読売新聞社が7~9日に実施した全国世論調査で、今年夏の東京五輪・パラリンピックについて、「中止する」59%が最も多く、「開催する」は「観客数を制限して」16%と「観客を入れずに」23%をあわせて39%にとどまったことがわかりました。 東京・大阪等で緊急事態宣言が発令され、全国的に感染者の増加が見られる中で現在では、7月に開催が予定されている東京五輪の開催を中止すべきだという意見が大きくなっているのがわかります。 オリンピック開催まであと2ヶ月あまりとなりました。 現在も、日本政府並びに国際オリンピック委員会は、開催の方向で準備を進めており、最終判断は今後の感染の状況次第ではありますが、冷静な判断が求められます。

池江璃花子選手に東京五輪辞退求める声に非難殺到

東京五輪開催が話題に上がる中、白血病による長期療養を経て東京オリンピック(五輪)代表入りを決めた競泳女子の池江璃花子選手(20=ルネサンス)が7日、池江さんのSNSに「五輪反対の声上げて」「五輪辞退して」などのメッセージが届いており、困惑している旨をツイッターで呟きました。 池江さんは「私に反対の声を求めても、私はなにも変えることができません。ただ、今やるべき事を全うし、応援して頂いている方達の期待に応えたい一心で日々の練習をしています」と綴っています。 池江さんの心情を思うと非常に心が痛くなります。 オリンピック委員会は、出場選手へのワクチンの無償提供を発表しましたが、8日開催された陸上の東京五輪テスト大会の記者会見では、一部のメディアが、選手へ、競技に関することではなく、ワクチン「優先接種」など競技とは関係なく、選手が答えにくい質問をする場面がありました。 東京五輪の開催に賛成するのも反対するのも個人の自由ですが、SNSにて匿名で自分に都合がいい意見を、20歳の現役選手に無理強いする行為や、メディアが記者会見で、選手が答えにくい質問をするということは、これまでオリンピック出場を目標に、日夜励んできた選手には非常に酷な話です。

東京五輪、問われる感染と暑さ対策、ボランティア対応

東京五輪は、元々日本特有の暑さへの対策が難しいとされていました。 その上、新型コロナウイルス感染対策を講じなければならなくなり、より厳しい運営となりそうです。 ロイター通信は8日、IOC副委員長であるオーストラリア出身のジョン・コーツIOC調整委員長が「ワクチンがない状況でも新型コロナウイルスの対応策を準備してきた」とし「今は状況が良くなっている。
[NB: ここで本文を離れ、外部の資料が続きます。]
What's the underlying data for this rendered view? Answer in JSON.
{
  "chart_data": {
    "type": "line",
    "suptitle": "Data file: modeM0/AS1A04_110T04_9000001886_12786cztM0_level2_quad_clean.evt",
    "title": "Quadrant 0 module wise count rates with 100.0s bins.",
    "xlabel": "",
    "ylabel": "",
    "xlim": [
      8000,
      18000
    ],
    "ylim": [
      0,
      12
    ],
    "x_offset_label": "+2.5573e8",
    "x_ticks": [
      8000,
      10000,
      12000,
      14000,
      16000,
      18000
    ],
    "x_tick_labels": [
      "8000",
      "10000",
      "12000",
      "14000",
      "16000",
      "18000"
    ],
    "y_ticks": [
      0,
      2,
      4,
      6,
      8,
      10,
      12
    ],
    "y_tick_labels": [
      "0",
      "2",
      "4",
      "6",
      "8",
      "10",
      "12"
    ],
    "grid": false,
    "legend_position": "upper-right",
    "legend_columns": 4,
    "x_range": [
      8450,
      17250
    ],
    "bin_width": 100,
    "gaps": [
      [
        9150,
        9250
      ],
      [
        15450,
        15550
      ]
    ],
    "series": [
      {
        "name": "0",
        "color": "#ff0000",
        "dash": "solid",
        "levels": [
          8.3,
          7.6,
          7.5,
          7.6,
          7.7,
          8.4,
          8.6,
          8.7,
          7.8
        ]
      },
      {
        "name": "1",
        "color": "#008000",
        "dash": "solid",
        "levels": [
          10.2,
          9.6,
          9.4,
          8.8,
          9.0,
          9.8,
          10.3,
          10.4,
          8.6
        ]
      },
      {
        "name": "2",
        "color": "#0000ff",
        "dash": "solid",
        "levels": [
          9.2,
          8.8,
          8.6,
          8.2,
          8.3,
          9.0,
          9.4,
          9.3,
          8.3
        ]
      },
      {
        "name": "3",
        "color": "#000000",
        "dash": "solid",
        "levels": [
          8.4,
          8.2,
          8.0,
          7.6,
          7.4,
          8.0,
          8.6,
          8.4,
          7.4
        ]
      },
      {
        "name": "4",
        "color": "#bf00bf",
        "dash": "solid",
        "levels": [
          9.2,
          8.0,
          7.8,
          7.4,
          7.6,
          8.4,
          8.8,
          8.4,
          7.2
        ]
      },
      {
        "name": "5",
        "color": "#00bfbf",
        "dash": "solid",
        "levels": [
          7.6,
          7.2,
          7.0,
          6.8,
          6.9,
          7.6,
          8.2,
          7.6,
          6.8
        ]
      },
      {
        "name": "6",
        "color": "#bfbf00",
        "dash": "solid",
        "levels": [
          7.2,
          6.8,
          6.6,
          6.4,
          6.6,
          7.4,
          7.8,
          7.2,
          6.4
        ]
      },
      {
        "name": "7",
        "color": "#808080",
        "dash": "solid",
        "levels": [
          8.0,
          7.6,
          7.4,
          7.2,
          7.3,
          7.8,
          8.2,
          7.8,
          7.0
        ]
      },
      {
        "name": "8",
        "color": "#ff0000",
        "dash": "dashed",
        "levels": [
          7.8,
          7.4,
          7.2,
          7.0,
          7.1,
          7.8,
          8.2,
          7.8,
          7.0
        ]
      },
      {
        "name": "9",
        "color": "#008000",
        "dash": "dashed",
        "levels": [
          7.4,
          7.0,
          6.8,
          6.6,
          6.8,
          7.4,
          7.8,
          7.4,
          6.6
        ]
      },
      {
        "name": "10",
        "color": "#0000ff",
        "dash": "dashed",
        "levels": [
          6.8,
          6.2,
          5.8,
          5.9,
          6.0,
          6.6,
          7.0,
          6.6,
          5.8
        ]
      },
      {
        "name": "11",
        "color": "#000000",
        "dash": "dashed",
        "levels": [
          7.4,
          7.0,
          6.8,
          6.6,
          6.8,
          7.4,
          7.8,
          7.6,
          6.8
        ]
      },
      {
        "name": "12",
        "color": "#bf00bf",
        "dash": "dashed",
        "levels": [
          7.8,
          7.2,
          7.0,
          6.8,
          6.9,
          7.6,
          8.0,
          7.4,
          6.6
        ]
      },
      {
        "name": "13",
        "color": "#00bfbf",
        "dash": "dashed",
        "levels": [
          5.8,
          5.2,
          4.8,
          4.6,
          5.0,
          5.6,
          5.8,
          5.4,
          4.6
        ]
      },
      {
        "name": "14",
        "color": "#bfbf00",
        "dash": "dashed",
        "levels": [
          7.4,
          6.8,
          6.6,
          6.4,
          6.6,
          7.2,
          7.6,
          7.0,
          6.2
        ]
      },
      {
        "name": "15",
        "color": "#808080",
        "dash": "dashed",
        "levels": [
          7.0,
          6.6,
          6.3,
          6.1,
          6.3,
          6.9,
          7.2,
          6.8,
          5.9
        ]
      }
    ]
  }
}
五輪は行われるだろう」と述べたことを伝えています。 オリンピック委員会は、参加選手に、ファイザー社製の新型コロナウイルスワクチン無償提供を発表しましたが、日本国内で重症化が懸念される高齢者へのワクチン接種が想定通りスムーズに行われることが、東京五輪開催へ向けて反対派を納得させる事柄となりそうです。 河野太郎ワクチン担当相は、ゴールデンウィークが明ける5月10日以降、ワクチンは一週間あたり1000万回分が供給されると明言しており、菅首相も24日に東京と大阪に「自衛隊大規模接種センター」をオープンさせ、自治体の取り組みと合わせ、全国で1日100万回の接種を目指す考えを示しています。 メディアやコメンテーター・評論家は、正論を述べているつもりで、結果的に世論の分断をけしかけるような言動は慎むべきですし、冷静な判断で東京五輪開催が判断されてほしいですね。